Apps from printer manufacturers vary considerably but may be worth trying (if you have a supported printer) – to avoid possible frustration, double check the requirements and features carefully.

Using Google Cloud Print is another useful way to print from Android tablets and phones but, unless you have a supported new Cloud printer, it can be frustrating to have to turn on your PC/Mac before printing from your Android device can begin – it would be much better to send directly to the printer rather than via another computer.

6 Responses to: "How To Print From Android Tablet Or Phone"

  1. El says:

    of course there is also the third party app solution especially if you have an older printer like i do
    print n share is pretty good on my iPhone, or Print for Android (same company I think) ;)

  2. Lancer says:

    One of the drawbacks to Google cloud print is that, as you mentioned, the printer has to be connected with the computer. What isn’t properly addressed or emphasized in any of the tutorial websites is that the printer needs to be LOCALLY connected with that computer. You cannot connect to a network printer with Google cloud print. This makes it rather difficult to print from a tablet or android phone from your home or office network if the only printer is connected via a pre-existing network.

    • Roy says:

      @Lancer – good point, Cloud Print does require a local printer (usually means USB).

      I wrote ‘connected to’ – by this I meant a local (usually USB) printer but I agree it’s not totally clear so I’ll amend the article. To be fair to Google, their Support page I linked to states “printers that are plugged into…a computer” which does rule out a network printer, although it would be good if they made it even more obvious and said so!

  3. Archangel says:

    Can’t install Google’s cloud print service without first installing their POS Chrome browser because they block downloading of the install kit from every other browser – guess that’s another example of their “don’t be evil” mantra – like the government they just want to force you to take what they “know” you need even if YOU know you don’t

  4. pacolaser says:

    I set up my old but trusted HP LJ1100 as a LAN printer using a cheap wifi router from ASUS that has a USB port and I used a USB>LPT converter. The ASUS router connects to my main LAN and ADSL router. It works like a charm. XP and openSuse boxes have no trouble printing wirelessly. On XP the printer is installed as the default for the entire OS, not just Chrome or gMail.
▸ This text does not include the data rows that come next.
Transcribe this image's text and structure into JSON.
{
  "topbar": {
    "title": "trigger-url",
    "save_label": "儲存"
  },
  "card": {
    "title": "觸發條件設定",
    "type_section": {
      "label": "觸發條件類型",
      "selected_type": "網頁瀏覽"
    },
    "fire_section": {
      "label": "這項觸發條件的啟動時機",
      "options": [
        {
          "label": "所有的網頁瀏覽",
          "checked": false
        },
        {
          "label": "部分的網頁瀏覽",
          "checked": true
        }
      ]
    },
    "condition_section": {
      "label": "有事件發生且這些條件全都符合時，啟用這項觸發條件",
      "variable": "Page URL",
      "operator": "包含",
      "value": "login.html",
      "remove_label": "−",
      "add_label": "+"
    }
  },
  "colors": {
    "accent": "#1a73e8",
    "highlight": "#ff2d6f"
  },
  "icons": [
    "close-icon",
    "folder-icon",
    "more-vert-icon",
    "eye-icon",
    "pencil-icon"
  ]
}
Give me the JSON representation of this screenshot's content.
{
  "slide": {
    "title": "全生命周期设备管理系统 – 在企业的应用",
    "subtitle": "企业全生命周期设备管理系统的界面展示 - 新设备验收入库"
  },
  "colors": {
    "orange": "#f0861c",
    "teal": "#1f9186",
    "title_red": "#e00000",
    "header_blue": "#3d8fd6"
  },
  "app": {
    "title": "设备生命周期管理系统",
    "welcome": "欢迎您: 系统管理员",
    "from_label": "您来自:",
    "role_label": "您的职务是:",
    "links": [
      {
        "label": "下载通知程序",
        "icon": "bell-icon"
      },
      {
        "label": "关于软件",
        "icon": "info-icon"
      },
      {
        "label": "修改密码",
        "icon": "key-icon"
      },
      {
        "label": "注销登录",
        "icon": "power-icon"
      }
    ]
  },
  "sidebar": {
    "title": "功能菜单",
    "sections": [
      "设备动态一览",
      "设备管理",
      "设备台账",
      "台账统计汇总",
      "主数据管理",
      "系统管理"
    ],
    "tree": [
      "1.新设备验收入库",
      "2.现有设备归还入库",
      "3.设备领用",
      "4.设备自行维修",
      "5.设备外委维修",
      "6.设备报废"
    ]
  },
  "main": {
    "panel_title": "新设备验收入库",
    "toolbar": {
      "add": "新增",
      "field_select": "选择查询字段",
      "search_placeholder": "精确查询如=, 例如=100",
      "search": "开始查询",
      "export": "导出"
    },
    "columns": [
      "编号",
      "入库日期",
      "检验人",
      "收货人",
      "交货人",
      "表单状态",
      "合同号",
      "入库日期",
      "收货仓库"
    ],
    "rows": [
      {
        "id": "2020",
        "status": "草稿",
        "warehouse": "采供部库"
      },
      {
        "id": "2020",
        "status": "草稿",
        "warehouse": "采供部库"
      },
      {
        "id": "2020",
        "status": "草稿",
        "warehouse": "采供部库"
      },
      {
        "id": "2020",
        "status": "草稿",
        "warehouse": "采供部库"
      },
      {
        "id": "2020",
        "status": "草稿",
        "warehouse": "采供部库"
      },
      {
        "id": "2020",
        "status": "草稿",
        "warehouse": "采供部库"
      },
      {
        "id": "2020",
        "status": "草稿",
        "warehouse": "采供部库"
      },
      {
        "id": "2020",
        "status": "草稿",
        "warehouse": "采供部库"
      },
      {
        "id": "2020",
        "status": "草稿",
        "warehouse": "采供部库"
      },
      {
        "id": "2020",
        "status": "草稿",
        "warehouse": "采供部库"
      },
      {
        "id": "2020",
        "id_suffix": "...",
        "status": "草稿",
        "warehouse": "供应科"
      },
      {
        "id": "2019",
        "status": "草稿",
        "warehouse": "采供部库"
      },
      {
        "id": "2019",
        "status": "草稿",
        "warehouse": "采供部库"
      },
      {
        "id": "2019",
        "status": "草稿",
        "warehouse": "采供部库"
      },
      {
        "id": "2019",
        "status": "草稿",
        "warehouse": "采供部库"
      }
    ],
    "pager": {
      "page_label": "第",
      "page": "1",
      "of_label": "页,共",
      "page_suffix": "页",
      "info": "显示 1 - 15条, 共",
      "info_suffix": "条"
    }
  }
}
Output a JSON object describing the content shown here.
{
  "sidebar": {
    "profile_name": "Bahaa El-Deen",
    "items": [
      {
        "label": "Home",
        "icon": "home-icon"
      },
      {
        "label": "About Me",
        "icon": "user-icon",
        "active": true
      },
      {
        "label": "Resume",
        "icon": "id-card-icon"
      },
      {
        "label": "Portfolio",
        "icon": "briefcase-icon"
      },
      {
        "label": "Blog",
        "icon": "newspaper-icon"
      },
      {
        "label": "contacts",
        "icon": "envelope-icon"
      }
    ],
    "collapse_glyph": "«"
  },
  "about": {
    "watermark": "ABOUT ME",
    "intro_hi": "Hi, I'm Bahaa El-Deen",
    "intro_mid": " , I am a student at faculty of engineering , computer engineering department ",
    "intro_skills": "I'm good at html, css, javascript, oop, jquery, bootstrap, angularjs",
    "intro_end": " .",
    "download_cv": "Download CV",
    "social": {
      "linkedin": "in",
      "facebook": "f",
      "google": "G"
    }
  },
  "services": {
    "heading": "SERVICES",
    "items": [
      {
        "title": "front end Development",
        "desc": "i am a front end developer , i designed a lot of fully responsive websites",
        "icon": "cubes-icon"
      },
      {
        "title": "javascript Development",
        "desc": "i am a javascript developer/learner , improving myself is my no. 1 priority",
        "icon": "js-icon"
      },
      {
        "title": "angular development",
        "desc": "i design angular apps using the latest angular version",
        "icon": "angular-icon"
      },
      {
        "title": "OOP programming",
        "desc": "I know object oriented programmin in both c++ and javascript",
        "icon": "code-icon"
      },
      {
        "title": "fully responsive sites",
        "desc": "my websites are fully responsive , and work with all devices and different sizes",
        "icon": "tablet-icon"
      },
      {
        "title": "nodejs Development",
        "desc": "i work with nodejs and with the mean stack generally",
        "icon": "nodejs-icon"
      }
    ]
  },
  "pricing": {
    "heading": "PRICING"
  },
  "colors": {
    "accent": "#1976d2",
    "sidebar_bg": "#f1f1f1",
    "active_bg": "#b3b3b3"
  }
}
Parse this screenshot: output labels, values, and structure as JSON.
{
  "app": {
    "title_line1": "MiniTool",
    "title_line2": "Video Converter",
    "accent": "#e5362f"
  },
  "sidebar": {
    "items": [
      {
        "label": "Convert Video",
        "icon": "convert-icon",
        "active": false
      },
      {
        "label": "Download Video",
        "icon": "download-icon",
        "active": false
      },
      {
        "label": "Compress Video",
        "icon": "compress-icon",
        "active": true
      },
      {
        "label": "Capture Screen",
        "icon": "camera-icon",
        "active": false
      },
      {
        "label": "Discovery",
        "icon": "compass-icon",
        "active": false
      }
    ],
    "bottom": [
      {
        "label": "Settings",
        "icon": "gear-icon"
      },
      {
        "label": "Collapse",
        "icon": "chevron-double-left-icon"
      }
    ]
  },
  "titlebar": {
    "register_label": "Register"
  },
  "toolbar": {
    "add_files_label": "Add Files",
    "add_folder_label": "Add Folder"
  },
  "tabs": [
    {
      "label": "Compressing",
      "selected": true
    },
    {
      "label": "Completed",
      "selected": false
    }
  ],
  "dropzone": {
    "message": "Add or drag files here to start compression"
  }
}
    Everyone here uses the Chrome browser so cloud print is also available if needed. We are very happy to have an independent wifi LAN printer.

    We have Android tablets and phones and I am just trying to find the best print solution: print via the cloud or go for a direct LAN print. Any advice would be welcome.

  5. Rudolph says:

    CRAP! Yet one MORE always updating / data using / battery draining always on useful app. NOPE! Still can’t print from clipboard. And even MORE personal information is logged at NSA in Utah. Where when will it all end?!